Rah Rah! California Recognizes Pro Cheerleaders Are Employees
August 24, 2015 by Stephanie Platenkamp
Governor Brown has signed a bill passed by the California legislature mandating that cheerleaders performing for California-based professional sports teams be employed as employees, not as independent contractors. The bill affirms that cheerleaders are employees for purposes of all provisions of state law governing employment, including those providing for unemployment insurance benefits and prohibiting discrimination. The law covers cheerleaders utilized at more than one event per calendar year by major and minor California-based professional baseball, basketball, football, ice hockey and soccer teams.
Democratic Assemblywoman Lorena Gonzalez introduced AB 202 following last year’s legal victory for the Oakland Raiderettes. In 2013, the Raiderettes filed a class-action lawsuit against the team alleging a host of wage and hour violations, including withholding wages for months and failing to pay minimum wage and to indemnify the cheerleaders for necessary business expenses.

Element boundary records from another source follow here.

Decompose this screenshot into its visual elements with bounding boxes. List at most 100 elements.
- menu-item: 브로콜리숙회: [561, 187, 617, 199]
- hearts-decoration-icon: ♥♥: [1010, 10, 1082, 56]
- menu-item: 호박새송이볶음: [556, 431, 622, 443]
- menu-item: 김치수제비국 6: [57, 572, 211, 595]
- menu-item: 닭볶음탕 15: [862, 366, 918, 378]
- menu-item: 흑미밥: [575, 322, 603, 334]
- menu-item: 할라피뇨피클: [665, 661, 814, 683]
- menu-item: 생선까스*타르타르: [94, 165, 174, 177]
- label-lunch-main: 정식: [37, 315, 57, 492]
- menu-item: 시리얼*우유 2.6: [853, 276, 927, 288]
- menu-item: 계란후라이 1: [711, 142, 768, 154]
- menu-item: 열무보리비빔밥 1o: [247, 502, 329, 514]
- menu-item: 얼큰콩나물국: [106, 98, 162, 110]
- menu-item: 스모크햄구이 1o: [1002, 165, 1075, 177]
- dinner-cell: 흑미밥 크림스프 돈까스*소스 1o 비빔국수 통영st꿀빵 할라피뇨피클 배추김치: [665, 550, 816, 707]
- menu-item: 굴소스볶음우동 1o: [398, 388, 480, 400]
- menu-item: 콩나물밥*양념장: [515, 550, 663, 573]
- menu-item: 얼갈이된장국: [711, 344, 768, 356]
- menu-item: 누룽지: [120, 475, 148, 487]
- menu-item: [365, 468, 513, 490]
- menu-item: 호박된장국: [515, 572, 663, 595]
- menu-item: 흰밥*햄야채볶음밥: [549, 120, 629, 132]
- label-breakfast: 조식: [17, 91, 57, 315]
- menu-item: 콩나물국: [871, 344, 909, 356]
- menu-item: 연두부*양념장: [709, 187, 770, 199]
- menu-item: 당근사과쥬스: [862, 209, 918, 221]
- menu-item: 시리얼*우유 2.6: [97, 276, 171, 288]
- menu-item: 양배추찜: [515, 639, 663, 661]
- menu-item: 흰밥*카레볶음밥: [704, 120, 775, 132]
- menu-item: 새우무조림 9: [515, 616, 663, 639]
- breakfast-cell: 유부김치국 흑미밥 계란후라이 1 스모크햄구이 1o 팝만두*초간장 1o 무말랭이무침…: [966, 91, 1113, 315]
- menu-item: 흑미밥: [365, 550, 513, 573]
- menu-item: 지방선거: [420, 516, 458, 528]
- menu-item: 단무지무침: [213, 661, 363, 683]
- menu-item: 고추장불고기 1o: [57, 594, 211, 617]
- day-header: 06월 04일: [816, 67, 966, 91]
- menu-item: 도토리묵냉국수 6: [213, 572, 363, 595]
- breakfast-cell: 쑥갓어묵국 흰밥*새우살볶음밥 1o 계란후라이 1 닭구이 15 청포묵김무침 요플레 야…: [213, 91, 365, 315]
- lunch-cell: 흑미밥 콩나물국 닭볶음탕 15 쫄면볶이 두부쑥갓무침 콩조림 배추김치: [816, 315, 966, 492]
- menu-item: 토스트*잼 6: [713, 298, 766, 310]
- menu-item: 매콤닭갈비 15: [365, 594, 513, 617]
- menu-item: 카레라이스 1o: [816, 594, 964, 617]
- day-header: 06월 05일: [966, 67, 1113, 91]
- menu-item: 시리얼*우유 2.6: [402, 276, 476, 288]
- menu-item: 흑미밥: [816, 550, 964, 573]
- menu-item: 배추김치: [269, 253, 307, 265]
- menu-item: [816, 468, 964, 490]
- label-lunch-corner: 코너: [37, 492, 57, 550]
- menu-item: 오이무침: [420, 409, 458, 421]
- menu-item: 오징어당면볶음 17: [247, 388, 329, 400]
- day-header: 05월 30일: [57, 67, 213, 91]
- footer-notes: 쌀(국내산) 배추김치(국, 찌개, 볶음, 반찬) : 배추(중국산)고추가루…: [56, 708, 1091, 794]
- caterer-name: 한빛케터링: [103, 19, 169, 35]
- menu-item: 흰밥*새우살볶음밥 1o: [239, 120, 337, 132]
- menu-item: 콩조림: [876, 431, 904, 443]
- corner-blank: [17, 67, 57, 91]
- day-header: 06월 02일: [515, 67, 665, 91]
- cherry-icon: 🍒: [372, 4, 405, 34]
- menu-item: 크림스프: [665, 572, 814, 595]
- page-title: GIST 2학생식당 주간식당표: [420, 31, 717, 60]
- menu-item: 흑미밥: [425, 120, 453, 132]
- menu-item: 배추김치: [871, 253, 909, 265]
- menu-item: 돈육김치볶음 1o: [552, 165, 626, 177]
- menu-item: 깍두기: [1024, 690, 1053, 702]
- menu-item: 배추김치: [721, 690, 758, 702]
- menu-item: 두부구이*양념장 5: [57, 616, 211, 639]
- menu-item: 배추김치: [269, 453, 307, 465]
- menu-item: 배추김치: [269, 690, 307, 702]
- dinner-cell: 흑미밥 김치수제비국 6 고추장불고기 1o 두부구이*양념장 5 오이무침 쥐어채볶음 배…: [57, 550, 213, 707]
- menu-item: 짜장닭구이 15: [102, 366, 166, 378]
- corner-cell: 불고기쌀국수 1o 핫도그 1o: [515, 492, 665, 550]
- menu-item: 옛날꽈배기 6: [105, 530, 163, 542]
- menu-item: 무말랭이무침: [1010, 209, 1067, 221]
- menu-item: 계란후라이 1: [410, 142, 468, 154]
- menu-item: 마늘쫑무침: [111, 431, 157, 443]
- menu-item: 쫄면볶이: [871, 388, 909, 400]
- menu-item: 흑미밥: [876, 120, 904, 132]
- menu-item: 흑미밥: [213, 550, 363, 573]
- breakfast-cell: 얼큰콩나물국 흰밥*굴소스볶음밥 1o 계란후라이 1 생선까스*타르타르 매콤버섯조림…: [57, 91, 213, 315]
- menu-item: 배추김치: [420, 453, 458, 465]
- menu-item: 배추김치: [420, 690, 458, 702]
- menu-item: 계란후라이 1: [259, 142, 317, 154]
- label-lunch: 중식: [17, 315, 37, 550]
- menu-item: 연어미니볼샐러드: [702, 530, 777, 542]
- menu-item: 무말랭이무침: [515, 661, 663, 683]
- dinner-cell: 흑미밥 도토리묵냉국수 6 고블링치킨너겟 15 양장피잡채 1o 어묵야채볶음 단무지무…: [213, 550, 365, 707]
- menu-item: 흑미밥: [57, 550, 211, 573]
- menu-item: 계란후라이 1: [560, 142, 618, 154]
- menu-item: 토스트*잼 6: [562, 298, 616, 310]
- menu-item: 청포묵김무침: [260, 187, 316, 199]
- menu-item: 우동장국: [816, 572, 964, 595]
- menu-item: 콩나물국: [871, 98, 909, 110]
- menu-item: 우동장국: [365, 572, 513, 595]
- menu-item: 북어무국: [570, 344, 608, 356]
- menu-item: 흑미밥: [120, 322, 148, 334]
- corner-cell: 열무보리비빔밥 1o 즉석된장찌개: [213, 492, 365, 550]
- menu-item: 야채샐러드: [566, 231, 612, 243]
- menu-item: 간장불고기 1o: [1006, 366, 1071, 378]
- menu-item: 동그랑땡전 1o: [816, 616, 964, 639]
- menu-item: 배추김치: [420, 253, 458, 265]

Historically, Raiderettes were paid $125 per game for ten games—or about $5 per hour—far below the minimum wage for hours of mandatory rehearsals, practice and public appearances. Additionally, Raiderettes were forced to shoulder necessary business expenses including travel and adherence to strict and costly personal appearance requirements. Ultimately, the Raiders paid a $1.25 million settlement from the team and agreed to a contract nearly tripling the Raiderettes’ pay.
While courts and other adjudicatory entities routinely determine that workers are legally employees, AB 202 is a rare step by a state legislature to classify a type of worker in a specific industry. The bill’s success may pave the way for similar legislation impacting other industries with rampant worker misclassification, such as the construction and transportation industries.